Kurgu güzeldi evet! Kurguyu güzel yapan çok şey vardı öyküde. Zaman iyi kullanılmış. Kronolojik ters yüz-geri dönüş-flashback inandırıcılığı arttırmış. İnandırıcılık nereden? Ölümün geri dönüşsüz yoluna girmiş biri konuşmuş ama direkt okura değil, yasal katiline. Yasal katilin sözleri okuduğumuz. Yaşananı okuduğumuzu sanıyoruz ama aktarılandı okuduğumuz. Mahkûmun yeşil gözlerine sıkışmış zamanı açmak oldukça akıllıcaydı evet. Teknik açıdan yazarın elini rahatlatmakla kalmadı, kurmaca estetiğine de sınıf atlattı.
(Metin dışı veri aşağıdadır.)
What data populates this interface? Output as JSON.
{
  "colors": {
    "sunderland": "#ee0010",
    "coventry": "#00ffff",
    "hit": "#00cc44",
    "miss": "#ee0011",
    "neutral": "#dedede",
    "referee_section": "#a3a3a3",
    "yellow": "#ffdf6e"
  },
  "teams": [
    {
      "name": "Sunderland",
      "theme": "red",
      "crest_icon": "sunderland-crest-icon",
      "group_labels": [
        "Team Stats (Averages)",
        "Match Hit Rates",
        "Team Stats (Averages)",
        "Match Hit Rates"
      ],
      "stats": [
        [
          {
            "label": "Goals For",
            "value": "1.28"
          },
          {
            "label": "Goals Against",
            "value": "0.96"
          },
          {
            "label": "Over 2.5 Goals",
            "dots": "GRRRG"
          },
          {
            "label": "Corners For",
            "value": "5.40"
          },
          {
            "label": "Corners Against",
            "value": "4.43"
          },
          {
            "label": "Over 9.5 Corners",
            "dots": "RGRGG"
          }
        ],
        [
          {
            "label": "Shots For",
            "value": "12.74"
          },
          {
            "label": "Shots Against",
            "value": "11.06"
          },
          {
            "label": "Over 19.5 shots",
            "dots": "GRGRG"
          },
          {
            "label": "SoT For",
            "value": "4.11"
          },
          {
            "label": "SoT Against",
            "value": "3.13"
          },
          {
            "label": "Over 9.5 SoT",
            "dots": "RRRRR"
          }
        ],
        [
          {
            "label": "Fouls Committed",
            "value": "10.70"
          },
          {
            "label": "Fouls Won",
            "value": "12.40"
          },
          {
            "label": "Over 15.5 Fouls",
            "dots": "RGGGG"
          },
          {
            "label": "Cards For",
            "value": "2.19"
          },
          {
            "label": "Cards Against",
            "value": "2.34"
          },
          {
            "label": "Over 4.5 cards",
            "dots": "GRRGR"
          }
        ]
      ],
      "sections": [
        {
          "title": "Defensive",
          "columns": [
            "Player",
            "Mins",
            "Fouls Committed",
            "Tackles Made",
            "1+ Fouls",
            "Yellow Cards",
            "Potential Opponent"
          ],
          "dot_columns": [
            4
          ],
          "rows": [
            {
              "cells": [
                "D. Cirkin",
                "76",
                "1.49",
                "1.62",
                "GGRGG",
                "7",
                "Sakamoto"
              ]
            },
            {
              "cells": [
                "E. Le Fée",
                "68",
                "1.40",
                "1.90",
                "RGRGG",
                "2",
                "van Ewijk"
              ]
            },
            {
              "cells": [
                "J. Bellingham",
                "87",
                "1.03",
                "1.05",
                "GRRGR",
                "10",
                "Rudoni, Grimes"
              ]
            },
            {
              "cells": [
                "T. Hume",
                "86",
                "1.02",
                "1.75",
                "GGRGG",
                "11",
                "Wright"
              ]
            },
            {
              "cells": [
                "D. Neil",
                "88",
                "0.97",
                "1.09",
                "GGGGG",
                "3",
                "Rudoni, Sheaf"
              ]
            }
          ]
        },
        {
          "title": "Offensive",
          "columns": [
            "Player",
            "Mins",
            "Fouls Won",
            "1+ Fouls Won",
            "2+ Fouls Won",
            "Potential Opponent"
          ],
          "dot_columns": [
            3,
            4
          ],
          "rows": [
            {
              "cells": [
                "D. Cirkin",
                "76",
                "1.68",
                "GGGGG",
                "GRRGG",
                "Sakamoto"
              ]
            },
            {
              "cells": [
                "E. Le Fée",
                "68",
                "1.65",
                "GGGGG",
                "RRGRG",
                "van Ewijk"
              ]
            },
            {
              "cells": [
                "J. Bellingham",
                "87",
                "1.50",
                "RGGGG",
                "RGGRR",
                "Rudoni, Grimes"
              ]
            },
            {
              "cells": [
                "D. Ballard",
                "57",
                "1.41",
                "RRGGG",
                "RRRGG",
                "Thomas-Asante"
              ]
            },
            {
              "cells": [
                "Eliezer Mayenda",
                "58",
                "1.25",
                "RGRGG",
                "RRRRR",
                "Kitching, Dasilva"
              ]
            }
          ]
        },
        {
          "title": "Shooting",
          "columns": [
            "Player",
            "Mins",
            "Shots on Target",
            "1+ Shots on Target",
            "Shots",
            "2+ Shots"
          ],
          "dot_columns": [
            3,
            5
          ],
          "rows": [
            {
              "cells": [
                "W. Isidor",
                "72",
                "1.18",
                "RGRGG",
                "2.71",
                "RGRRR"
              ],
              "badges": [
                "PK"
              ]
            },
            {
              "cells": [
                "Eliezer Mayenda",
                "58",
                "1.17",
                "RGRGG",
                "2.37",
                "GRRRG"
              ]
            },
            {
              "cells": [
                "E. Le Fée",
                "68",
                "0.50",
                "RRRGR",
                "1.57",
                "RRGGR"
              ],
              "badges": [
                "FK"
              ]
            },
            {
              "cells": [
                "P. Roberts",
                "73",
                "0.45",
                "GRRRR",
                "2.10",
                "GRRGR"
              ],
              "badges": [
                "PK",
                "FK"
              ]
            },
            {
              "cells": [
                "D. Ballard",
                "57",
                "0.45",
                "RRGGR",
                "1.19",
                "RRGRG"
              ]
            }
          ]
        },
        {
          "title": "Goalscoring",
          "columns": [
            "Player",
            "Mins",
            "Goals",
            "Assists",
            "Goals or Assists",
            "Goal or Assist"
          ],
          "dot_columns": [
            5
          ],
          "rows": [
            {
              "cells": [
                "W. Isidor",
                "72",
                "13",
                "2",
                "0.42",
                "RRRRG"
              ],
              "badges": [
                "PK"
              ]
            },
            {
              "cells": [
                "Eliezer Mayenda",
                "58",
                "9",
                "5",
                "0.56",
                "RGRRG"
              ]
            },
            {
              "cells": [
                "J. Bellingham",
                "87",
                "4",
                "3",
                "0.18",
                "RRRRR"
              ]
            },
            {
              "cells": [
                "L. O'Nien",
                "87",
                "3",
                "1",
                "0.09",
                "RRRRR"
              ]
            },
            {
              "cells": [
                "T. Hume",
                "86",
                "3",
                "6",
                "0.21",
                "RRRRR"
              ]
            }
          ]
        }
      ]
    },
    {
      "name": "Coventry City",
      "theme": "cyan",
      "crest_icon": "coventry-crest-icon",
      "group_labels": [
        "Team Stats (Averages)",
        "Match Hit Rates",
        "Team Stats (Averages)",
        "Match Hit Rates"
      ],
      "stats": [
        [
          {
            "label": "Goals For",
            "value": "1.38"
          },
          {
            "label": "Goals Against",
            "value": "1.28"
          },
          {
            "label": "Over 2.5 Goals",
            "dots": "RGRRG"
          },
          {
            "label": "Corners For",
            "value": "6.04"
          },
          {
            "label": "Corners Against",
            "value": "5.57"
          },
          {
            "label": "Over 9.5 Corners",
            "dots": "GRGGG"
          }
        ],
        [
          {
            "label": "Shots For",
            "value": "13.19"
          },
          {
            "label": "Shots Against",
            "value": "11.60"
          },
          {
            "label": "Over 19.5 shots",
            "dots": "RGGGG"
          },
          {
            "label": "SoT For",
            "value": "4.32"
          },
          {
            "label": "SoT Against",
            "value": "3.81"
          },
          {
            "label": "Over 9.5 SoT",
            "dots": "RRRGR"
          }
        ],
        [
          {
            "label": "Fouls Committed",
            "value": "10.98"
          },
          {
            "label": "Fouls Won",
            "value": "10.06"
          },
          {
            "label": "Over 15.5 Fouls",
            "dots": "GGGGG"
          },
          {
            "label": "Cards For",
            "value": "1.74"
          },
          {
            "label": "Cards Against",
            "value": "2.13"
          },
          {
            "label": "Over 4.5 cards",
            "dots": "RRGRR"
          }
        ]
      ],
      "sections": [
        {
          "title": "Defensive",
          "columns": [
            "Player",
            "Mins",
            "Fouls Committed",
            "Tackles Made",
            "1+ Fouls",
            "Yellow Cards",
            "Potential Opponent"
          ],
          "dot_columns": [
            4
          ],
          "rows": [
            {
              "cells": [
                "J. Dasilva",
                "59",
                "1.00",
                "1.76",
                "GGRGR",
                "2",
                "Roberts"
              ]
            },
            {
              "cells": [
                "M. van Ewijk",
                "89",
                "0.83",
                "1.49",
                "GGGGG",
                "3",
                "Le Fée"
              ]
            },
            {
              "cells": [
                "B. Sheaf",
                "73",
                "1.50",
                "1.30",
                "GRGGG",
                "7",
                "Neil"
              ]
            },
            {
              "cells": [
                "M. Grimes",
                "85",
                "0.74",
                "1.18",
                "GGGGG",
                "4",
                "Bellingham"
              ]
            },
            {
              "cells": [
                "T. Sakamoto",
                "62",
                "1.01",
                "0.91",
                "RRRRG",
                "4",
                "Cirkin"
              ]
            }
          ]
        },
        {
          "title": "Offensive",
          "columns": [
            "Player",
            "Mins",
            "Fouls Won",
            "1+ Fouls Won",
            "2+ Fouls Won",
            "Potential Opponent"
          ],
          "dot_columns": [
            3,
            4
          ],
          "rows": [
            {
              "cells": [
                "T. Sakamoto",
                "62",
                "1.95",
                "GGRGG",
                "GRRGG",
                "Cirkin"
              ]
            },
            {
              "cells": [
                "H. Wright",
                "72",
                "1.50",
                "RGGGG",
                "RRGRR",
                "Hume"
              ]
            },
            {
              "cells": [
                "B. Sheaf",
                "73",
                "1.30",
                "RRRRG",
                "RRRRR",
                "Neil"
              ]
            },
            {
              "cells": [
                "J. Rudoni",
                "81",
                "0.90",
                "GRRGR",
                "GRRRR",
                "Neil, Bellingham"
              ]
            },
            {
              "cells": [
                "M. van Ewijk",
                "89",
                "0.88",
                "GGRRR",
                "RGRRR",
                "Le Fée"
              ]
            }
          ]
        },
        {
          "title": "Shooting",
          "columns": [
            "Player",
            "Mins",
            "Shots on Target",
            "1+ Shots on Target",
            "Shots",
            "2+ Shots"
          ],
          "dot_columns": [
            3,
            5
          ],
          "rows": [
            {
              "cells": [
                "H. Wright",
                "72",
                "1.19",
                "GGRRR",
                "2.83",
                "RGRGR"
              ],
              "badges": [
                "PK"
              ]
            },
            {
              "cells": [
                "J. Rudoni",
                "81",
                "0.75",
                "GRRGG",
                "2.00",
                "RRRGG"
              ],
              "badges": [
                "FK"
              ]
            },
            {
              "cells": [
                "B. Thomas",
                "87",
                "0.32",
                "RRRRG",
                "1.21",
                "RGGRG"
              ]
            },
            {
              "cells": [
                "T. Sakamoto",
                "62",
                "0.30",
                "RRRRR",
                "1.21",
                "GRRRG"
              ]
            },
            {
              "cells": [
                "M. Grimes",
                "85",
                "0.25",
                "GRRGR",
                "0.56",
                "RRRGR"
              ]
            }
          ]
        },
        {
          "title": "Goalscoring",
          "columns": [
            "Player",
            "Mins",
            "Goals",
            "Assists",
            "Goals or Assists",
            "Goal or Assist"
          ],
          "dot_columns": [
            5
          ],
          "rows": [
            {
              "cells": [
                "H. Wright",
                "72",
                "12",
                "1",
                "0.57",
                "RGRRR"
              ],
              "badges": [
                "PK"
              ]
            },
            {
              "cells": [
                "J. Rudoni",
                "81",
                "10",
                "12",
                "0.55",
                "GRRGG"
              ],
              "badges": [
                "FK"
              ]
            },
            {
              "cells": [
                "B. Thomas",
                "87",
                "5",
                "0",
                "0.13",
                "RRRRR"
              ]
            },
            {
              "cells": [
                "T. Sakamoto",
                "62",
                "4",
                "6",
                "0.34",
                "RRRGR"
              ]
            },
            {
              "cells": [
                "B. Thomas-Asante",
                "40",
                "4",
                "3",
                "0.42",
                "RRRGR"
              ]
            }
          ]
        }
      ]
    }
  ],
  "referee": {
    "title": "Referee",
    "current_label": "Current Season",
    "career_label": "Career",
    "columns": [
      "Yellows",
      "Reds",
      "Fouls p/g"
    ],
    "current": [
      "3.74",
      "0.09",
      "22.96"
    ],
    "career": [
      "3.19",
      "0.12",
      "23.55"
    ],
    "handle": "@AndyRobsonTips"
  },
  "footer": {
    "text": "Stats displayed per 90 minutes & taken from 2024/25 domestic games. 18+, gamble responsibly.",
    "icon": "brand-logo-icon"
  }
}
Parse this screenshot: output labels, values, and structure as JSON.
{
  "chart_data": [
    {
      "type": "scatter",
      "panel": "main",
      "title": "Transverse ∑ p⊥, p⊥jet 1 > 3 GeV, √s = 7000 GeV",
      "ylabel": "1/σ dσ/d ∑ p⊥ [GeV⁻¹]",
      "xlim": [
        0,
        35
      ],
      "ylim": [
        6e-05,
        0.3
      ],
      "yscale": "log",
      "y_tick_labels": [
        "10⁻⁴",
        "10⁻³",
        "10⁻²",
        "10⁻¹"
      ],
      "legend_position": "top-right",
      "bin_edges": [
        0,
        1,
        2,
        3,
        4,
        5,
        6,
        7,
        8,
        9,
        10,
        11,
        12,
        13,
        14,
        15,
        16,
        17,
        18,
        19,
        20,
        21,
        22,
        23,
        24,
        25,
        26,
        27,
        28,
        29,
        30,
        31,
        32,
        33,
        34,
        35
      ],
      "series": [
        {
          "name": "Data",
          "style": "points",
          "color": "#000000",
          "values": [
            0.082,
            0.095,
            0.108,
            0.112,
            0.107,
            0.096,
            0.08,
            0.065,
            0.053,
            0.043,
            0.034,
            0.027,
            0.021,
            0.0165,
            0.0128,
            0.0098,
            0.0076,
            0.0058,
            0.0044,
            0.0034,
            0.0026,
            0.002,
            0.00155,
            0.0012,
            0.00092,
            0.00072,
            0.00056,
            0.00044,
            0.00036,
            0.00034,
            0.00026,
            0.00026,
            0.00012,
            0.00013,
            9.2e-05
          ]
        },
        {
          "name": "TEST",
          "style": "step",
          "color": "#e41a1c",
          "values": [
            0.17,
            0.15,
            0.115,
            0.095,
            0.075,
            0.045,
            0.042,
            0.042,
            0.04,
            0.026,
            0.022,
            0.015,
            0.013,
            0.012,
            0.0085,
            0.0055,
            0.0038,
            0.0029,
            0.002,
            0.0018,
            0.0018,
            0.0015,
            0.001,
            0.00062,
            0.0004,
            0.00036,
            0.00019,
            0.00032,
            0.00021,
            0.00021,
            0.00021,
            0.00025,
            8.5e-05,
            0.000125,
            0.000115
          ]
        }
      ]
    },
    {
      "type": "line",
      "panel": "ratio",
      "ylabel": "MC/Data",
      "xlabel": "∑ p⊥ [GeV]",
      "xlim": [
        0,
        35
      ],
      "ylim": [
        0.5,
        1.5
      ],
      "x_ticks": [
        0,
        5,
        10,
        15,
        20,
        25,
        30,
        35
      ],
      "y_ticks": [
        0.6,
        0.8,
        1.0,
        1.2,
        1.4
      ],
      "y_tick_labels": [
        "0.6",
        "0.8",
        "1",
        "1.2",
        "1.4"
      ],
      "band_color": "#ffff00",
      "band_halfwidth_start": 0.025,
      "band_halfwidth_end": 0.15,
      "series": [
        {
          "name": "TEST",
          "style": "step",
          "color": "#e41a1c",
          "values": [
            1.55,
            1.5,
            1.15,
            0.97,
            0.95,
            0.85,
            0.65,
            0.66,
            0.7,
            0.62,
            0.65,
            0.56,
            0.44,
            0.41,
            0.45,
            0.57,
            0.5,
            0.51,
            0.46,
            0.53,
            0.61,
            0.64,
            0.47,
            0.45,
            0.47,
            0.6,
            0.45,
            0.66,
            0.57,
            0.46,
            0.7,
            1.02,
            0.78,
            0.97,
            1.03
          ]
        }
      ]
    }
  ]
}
“üç ağza, üç burna… Diğer sıralamayı hatırlamıyorum. Kafama göre…” Mahkûmun yaşadığı dini anlar iki farklı şey getirdi aklıma. İlki Yeşilçam’ın dindar ama sahtekâr bakkal klişesi, diğeri “memleketin %99’luk Müslümanlığı” argümanı. Buradaki ironi, doğanın dengesi üstüne muhabbet, mahkûmun felaketine rağmen gülümsetti. Bir öyküde iki zıt duyguyu hissettirmek kolay iş değildir. Hikâyenin cellat üstünden aktarılmış olması, tüm bunları okuru irrite etmeden sağladı. Güzel bir kurgu bu kadar önemli işte.
Eksiltili cümleler gördüm. Ürün reklamı için kullanılan yüklemsiz cümlecikler gibiydi. Beğendim. Sebebi, hikmeti? Sanki böyle bir muhabbetimiz olmuştu değil mi? Birkaç cümlelik harika final. Çoğu kısa, bir kısmı yüklemsiz cümleciklerle ne çok şey kotarmışsın, bravo.
Güzel öyküler yaratan kalemlere selam olsun.